Early on, it was a strong Pentecostal black woman and a Jewish woman who helped Joyce Russell become who she is today.
The black woman was her mother, Evie Green. She nurtured Joyce in an all-black neighborhood in Clearwater, hammered into her the importance of education.
The Jewish woman was Phyllis Busansky, who showed up at Pinellas High School when Joyce was a sophomore, telling students about an exam called the SAT. Busansky felt they should be able to go to any college, not just the historically black ones, and predominantly white colleges required an SAT score.
So she tutored students to take the test, then helped to create a group called the College Fund to mentor kids and raise money for their educations.
In 1967, Russell graduated as valedictorian of Pinellas High and used scholarships and work study to attend the mostly white Florida Presbyterian College, now known as Eckerd College.
"I took a risk," she said this week. "I wanted my world to be as broad as it could be."
That was where a well-off white woman named Ruth Williams came in.
The College Fund appointed her to be Joyce's adviser. She lived in a big house in Belleair Bluffs and took a particular liking to Joyce.
They would go to the meat market and pick out fresh chicken and choice cuts, then sit down with Mrs. Williams' husband for dinner in the family's formal dining room, eating with real silver over a lace tablecloth.
She took Joyce shopping, too, to Maas Brothers for skirt and blouse sets. Joyce was careful not to ask for something that might be costly, but Mrs. Williams could figure out what caught her eye.
"Do you like it?" she'd ask.
She let Joyce choose patterns and fabrics for dresses that Mrs. Williams made herself. One day, Joyce was trying on a dress, admiring it in the full-length mirror, when Mrs. Williams said something like, "You know, Joyce, you're making me feel just like you were my own daughter."
Years later, Joyce realized the gravity of what her mentor had said.
At the time, civil rights leaders crusaded for equal treatment for black people, but Mrs. Williams was already reaching out.
"This lady had somehow transcended color. She no longer saw a little black girl. She just saw a little girl who reminded her of her daughter at that age."
But college was tough in the beginning. The white students seemed able to read faster and express themselves better.
"It was so hard," Joyce said. Once a valedictorian, "I felt inferior."

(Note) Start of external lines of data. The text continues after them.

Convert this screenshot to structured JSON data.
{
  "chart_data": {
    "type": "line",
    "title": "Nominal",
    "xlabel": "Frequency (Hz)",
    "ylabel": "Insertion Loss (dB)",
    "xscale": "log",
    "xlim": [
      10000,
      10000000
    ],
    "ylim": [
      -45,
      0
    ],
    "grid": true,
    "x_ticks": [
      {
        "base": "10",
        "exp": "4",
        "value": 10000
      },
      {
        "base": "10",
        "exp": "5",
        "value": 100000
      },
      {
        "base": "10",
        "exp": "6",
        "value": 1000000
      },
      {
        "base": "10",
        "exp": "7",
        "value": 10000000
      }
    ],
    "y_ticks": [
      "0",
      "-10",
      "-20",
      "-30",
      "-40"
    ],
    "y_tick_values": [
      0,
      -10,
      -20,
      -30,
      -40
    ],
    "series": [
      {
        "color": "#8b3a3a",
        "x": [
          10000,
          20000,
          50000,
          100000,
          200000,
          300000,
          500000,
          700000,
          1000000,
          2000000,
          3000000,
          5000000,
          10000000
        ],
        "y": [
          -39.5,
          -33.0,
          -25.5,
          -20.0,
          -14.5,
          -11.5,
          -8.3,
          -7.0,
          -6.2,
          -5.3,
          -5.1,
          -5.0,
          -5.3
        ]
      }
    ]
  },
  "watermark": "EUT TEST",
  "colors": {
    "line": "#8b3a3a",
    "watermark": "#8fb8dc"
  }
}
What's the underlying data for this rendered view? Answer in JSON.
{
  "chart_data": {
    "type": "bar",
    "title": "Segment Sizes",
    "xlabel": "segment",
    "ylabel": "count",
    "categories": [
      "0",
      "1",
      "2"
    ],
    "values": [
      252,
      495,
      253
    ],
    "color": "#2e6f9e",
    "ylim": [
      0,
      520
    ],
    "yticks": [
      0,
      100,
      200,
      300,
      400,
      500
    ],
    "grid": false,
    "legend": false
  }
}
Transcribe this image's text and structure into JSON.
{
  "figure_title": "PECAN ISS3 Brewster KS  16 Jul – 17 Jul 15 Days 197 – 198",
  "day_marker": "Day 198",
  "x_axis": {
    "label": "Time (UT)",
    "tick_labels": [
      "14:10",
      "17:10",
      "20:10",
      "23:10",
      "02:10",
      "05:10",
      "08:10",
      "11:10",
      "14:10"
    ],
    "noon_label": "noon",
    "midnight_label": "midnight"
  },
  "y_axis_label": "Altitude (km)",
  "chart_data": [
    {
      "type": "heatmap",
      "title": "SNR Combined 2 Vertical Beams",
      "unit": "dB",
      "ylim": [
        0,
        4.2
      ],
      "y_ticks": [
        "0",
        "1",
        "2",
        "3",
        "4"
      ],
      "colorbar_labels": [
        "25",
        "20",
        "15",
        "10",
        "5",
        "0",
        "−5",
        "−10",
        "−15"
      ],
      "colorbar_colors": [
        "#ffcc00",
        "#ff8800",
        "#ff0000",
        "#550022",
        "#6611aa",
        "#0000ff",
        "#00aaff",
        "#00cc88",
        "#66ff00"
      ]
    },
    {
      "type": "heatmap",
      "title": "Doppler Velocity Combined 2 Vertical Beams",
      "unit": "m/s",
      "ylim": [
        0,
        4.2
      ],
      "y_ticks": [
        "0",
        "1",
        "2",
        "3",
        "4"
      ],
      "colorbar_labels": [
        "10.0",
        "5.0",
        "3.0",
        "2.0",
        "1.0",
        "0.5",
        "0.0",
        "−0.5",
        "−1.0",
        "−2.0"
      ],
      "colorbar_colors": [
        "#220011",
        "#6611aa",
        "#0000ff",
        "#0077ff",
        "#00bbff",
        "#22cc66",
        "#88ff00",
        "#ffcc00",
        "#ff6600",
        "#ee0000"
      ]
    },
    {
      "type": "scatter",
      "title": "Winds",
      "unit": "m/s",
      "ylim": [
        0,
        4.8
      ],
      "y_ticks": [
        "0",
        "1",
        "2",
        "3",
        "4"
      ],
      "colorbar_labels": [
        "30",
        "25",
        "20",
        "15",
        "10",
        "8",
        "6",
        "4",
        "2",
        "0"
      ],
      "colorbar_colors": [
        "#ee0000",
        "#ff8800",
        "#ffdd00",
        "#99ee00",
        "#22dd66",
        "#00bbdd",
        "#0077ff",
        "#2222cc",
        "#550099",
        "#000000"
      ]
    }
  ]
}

Mrs. Williams would call and ask how things were going. Sensing Joyce was discouraged, she invited her to lunch.
"You are special," she told Joyce. She had no doubt that she would graduate.The confidence that Mrs. Williams had in her kept Joyce going.
Today, Joyce (Green) Russell, 58, is the African-American liaison for Hillsborough County and works at the County Center downtown. She keeps people in black communities informed, empowering them to get involved in government initiatives. She was a key link between African-Americans and the County Commission during efforts to redraw voting districts in 2000.
Russell, of Brandon, has worked with the NAACP and is on the University of South Florida's advisory committee that raises money for student scholarships. She has also spearheaded discussions between black leaders and government officials in potentially volatile situations.
On Martin Luther King Jr. Day this week, she was presented the Robert W. Saunders award for her commitment to community service.
In her acceptance speech, she talked about the women who had a major impact on her life.
"I'm the product," she said, "of races coming together, doing what was right."
Joyce's mother has passed away and Busansky, of course, served as a Hillsborough County commissioner and is now considering a run for supervisor of elections.
She and Joyce didn't see each other much after that lunch.
One day, another adviser with the College Fund called. Mrs. Williams had terminal cancer and was too sick to visit but didn't want Joyce to know, fearing it would hinder her studies.
"I hung up and I just cried my eyes out," Joyce said.
About six months later, Joyce took a trip to San Francisco. She returned to her mother's house, where bouquets of flowers overflowed from the inside to the porch.
Where did she get all these beautiful flowers?
They're for you, her mother said, tearing up.
Mrs. Williams had died while she was away and requested that all the flowers from her funeral be given to Joyce.
Telling the story decades later, Joyce cried at the thought that the white woman who had been like a godmother didn't live to see her graduate from Florida Presbyterian in 1971.
People like that, she said, "there's a light in them. Goodness. I believe there's good in them that makes you who you are supposed to be."
Sharon Tubbs is editor of the City Times local news section in Tampa.